Z. macht Feuer — lichterloh! Wenn der starke Feuerwind durch die Trichteresse zieht, dann ist’s Zeit, das umfangreiche Corpus delicti draufzugeben. Er tut’s, Frau Z. hilft dabei.
Die dünnen Flugblätter tanzen im Eisenzylinder auf und ab, doch der dumme, zu hastig gefütterte Feuerschlot wird sich daran verschlucken, er mag diese ihm zugeführte Konterbande nicht verdauen. So geschieht es ganz plötzlich, daß er sie auskotzen muß — nur weniges fängt Feuer, und die Papiere werden hoch in den Himmel gerissen. Fünfzig bis sechzig Meter hoch, höher als man hier Häuser baut.
Vom Winde verweht, dadurch gut verteilt, manches angesengt, doch gut lesbar, regnet es große Papierflocken auf den Marktplatz, fast in die Fenster der Behörden. Über dem verhängnisvollen Dauerschlot sieht man, wo sie herkommen. Z. ist so unglücklich — so unglücklich. Ach armer Herr Z., ach arme Frau Z.!
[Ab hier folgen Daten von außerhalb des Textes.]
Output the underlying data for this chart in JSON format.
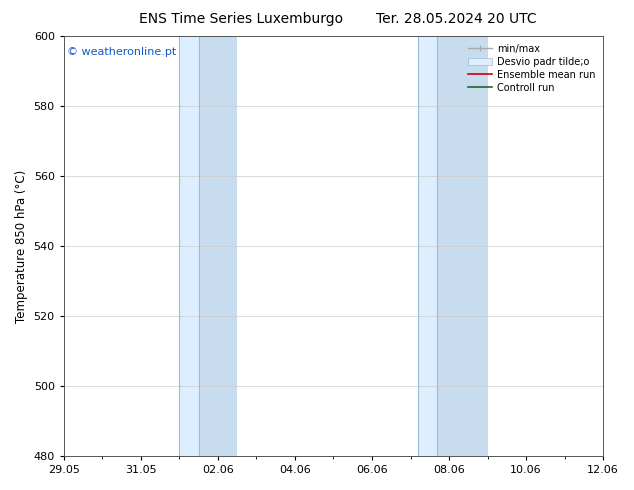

Den aktiven und passiven Lesern wird der Inhalt ruchbar. Inzwischen — die Herren der Sicherheit holen ihre Holster aus den Spinden, ziehen darüber ihre privaten Joppen und setzen sich in Marsch. Die Milizen und andere, rasch alarmierte »untere Organe« scheinen von einem Reinigungsfimmel befallen. In gebeugter Haltung frönen sie dem Papiersammeltrieb. Passanten, die da etwa le-
send angetroffen werden, haben ihre Lektüre zu beenden — sanft wird man sie dazu auffordern. Sogar die Hinterhöfe und Dächer werden von Sammlern mißtrauisch beäugt. Man will nicht erst auf mögliche Windstöße warten. Sie sammeln schnell! Selbstverständlich wird das Sammelgut peinlichst genau registriert, soll doch nicht unbefugt in irgendwelchen Taschen verschwinden. Bald ist die Stadt wieder reinlich wie eh und je. Zumal der alte Ofen inzwischen seine ungewollte Produktion eingestellt hat.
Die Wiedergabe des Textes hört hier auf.